Agribusiness, the high-tech industry concerned with agricultural produce and services required in farming, has been faced with a problem for years: how to effectively feed the increasing number of people around the globe in the future. The problem lies in the fact that a greater population of people mean the need for more food to eat and places to live, which in turn requires more raw materials and arable farmland. You don’t have to be a mathematician or agribusiness genius to realize that these needs will eventually dovetail and create a huge problem, given Earth’s limited and ever-decreasing amount of usable land. However, companies like PlantLab aim to solve this problem with a new process—vertical farming.

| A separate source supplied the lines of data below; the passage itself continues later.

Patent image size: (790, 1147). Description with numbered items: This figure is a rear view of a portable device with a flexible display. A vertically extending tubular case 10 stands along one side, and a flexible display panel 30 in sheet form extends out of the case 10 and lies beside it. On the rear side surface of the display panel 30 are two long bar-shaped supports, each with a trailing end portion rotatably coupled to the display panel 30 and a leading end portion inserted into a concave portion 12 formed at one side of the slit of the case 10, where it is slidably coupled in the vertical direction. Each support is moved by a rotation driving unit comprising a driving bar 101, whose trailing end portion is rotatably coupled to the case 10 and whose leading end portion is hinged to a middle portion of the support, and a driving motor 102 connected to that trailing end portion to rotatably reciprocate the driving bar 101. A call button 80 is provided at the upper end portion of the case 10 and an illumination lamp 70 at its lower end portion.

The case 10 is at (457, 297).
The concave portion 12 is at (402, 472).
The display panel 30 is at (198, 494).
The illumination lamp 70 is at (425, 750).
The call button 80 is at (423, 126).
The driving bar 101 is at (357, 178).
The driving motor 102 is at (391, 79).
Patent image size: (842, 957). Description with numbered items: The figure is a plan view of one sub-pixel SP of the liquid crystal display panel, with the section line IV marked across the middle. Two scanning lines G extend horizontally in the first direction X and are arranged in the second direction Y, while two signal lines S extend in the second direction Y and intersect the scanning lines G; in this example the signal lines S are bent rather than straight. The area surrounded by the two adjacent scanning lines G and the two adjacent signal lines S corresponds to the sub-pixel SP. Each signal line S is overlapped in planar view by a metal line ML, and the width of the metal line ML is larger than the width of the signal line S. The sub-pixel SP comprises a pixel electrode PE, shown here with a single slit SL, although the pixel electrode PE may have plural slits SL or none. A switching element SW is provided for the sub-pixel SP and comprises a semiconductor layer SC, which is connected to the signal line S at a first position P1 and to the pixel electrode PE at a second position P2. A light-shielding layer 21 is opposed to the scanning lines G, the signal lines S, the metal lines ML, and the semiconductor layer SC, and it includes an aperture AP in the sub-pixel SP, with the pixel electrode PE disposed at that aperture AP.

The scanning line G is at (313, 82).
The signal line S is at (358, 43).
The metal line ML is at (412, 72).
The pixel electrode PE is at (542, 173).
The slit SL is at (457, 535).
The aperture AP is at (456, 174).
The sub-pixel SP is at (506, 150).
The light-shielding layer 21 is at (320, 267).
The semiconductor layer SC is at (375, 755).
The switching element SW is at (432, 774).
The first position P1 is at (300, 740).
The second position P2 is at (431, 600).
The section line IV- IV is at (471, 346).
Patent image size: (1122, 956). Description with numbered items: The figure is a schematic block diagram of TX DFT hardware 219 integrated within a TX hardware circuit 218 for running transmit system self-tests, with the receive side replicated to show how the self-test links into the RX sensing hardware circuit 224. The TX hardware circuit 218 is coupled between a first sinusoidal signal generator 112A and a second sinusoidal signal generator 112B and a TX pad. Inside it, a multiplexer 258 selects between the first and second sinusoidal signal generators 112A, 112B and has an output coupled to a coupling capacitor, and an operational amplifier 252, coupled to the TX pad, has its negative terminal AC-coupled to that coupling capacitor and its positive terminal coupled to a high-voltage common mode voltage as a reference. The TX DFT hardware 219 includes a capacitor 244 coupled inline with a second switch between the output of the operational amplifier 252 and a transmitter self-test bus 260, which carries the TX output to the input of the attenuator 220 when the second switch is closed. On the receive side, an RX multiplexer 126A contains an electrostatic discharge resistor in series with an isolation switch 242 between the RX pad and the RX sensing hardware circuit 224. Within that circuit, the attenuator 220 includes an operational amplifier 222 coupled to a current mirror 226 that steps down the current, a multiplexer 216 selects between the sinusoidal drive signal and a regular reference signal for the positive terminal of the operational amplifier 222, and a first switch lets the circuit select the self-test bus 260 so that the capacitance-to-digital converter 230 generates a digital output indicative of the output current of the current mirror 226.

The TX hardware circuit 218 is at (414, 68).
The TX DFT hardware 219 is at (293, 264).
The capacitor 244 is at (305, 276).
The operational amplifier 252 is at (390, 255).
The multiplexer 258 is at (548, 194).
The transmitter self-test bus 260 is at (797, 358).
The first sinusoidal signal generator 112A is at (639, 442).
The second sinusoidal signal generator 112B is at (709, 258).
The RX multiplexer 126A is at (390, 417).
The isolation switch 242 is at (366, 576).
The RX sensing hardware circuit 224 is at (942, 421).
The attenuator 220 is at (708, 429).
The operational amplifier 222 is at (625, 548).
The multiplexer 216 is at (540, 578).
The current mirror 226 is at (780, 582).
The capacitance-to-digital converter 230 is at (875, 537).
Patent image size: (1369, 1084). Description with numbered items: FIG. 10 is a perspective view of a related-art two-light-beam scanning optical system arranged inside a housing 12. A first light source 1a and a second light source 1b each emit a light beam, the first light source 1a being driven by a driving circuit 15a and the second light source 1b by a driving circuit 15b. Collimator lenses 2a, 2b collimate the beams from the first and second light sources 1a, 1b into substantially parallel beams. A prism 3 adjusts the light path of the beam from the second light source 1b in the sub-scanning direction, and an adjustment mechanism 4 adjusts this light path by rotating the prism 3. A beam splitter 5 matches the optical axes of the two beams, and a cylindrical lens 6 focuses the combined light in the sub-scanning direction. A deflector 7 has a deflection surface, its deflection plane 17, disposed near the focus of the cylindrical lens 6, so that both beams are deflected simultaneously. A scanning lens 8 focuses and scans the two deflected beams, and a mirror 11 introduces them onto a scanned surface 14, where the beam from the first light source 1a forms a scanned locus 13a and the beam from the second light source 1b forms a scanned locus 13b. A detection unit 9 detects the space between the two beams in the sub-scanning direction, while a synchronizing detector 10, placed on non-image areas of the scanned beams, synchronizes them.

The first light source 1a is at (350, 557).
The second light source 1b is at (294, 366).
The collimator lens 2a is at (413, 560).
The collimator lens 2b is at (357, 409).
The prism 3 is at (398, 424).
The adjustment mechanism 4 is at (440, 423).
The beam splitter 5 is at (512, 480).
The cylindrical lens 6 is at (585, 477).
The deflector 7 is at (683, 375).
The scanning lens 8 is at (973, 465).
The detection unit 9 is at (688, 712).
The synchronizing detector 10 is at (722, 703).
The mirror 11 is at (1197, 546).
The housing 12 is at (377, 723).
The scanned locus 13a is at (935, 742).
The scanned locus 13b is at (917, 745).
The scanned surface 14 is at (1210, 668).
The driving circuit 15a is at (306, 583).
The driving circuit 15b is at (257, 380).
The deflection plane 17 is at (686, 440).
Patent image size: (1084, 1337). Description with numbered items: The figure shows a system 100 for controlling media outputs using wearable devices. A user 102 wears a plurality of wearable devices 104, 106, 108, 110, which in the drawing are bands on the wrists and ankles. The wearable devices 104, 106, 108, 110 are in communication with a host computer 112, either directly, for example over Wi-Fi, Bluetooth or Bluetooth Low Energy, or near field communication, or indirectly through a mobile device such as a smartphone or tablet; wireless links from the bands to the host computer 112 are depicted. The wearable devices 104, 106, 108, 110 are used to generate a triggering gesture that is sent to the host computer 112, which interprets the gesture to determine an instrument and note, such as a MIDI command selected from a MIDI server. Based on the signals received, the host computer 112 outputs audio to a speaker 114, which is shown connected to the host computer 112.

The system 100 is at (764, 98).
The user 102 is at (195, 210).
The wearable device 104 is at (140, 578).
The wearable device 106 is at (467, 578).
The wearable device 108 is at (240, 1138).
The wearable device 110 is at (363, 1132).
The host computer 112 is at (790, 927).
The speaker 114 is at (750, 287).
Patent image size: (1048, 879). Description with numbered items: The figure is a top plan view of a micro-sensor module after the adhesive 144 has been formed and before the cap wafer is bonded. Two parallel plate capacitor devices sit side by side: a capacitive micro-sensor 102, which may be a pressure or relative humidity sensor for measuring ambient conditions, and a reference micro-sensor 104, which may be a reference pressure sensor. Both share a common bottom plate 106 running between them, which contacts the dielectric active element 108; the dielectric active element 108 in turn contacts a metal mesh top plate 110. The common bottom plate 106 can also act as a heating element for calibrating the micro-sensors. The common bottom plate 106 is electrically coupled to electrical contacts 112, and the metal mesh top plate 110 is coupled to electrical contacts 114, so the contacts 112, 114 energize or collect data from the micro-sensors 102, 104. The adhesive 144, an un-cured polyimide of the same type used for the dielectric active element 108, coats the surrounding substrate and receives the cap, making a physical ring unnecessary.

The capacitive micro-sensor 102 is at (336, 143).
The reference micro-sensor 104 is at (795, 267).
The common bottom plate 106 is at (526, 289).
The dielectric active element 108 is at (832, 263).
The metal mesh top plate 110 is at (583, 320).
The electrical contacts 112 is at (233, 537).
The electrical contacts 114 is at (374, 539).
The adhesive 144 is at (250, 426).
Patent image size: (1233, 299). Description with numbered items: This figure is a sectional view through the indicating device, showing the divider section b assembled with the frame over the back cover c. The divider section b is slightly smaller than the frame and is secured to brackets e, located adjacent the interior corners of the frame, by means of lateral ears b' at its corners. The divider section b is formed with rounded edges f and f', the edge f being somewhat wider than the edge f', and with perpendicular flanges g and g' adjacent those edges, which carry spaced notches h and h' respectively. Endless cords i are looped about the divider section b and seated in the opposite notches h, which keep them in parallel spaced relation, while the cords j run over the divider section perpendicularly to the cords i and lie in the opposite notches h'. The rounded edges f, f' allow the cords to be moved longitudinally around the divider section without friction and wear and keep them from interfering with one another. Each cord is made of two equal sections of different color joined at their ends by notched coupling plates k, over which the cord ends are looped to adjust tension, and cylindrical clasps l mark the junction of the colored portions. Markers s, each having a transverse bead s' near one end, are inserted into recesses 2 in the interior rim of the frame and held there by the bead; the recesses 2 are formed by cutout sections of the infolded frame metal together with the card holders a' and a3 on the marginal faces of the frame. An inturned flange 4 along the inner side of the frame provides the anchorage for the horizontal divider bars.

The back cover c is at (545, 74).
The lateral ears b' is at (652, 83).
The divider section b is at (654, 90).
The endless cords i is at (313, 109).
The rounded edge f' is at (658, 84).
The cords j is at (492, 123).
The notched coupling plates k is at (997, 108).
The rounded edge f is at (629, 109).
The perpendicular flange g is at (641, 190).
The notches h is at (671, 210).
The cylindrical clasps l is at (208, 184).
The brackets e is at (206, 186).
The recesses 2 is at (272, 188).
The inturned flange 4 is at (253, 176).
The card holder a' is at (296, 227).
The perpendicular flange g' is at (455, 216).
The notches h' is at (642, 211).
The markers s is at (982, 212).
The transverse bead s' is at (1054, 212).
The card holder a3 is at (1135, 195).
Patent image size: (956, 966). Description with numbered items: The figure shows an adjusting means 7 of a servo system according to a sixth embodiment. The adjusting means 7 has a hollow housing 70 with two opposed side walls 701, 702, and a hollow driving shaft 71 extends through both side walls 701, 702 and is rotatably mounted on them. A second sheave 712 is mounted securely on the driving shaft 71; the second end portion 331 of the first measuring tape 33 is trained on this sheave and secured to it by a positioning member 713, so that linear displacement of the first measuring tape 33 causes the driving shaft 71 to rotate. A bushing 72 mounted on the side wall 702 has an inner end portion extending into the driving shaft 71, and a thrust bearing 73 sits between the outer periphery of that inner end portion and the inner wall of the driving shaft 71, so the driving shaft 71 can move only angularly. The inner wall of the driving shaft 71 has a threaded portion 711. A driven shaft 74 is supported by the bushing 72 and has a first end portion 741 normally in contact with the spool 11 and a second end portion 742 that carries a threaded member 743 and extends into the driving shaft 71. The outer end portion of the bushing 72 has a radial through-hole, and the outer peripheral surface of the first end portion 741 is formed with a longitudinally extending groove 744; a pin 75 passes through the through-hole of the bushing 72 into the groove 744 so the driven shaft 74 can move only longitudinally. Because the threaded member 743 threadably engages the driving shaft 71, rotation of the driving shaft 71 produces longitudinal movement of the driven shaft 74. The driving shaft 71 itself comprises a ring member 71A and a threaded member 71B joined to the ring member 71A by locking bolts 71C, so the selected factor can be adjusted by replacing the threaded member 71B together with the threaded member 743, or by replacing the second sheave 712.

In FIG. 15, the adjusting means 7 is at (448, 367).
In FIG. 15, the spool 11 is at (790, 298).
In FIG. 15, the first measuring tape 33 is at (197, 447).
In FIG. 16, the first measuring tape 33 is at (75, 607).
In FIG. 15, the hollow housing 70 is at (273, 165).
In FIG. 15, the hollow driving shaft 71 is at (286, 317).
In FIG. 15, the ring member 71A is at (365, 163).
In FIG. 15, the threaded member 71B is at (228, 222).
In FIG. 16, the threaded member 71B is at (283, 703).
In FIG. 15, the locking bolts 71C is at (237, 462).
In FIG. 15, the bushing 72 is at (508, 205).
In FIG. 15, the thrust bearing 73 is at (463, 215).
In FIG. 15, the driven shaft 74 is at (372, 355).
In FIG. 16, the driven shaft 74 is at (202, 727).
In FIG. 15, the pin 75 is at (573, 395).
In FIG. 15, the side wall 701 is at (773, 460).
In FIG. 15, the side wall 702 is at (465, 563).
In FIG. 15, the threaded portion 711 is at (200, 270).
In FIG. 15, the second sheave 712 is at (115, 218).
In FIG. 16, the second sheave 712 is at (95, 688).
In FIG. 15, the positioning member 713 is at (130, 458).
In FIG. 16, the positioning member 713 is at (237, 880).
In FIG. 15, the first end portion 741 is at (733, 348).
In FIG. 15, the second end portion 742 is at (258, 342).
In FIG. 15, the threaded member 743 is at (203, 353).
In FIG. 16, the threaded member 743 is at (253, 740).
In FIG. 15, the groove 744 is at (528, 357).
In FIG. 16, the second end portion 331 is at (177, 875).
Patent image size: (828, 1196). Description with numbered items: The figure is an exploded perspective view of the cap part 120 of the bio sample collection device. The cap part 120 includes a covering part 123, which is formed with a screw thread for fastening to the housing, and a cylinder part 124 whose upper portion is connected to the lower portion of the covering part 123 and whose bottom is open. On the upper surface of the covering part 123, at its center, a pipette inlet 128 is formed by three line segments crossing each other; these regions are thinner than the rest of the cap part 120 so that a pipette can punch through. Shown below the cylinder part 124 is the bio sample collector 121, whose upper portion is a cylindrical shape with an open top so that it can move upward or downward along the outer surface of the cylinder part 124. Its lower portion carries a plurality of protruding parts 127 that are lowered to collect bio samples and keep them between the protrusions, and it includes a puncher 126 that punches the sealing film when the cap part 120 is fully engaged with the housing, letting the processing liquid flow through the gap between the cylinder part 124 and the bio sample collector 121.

Vertical farming has been an agricultural concept since 1915 but hasn’t entered the mainstream until recently. Essentially, vertical farming draws inspiration from skyscrapers to create stackable greenhouses, which occupy less space than traditional farms. Modern vertical farms, like those designed by PlantLab, also aim to make farms more efficient in nearly every way.
In 2013, PlantLab began the construction of a $22 million, 200,000 square foot headquarters, including multiple vertical farms called plant production units (PPUs) and research units. According to PlantLab, these PPUs will occupy the space of a city block and are only a few stories tall while still producing the same volume of high-quality produce as a large farm and using fewer resources. These units are rather cheap, costing $100 million in sum, which includes purchasing the required land and constructing a 500,000 square foot PPU with ten growing levels. To operate a PPU of this size, it is estimated to require a complement of 200 people.
Although this sounds expensive, the results are very impressive. The 500,000 square foot PPU would supply 50,000 people with consistent, high-quality produce including herbs, vegetables, and berries for at least ten years. The result is a cost per person of $2,000, which is phenomenal when compared to the US average of $8,000 per person for annual health care costs.
PlantLab also boasts that there are many benefits to producing food indoors and onsite. Being indoors, a PPU’s water supply does not evaporate or runoff, which means a PPU needs 10% the water of a traditional farm. Also, farms located indoors would not require pesticides and would be protected from weather-related complications. As a result, farming would no longer be dependent on specific climates and PPUs could thrive in any environment; community-dedicated PPUs would greatly reduce the amount of transportation and related food waste—also any kind of fruit or vegetable could be produced year-round and anywhere.
This promising technology could have very positive effects on society at large and the health of our planet. Hopefully PlantLab’s PPUs are the first of many green innovations to come!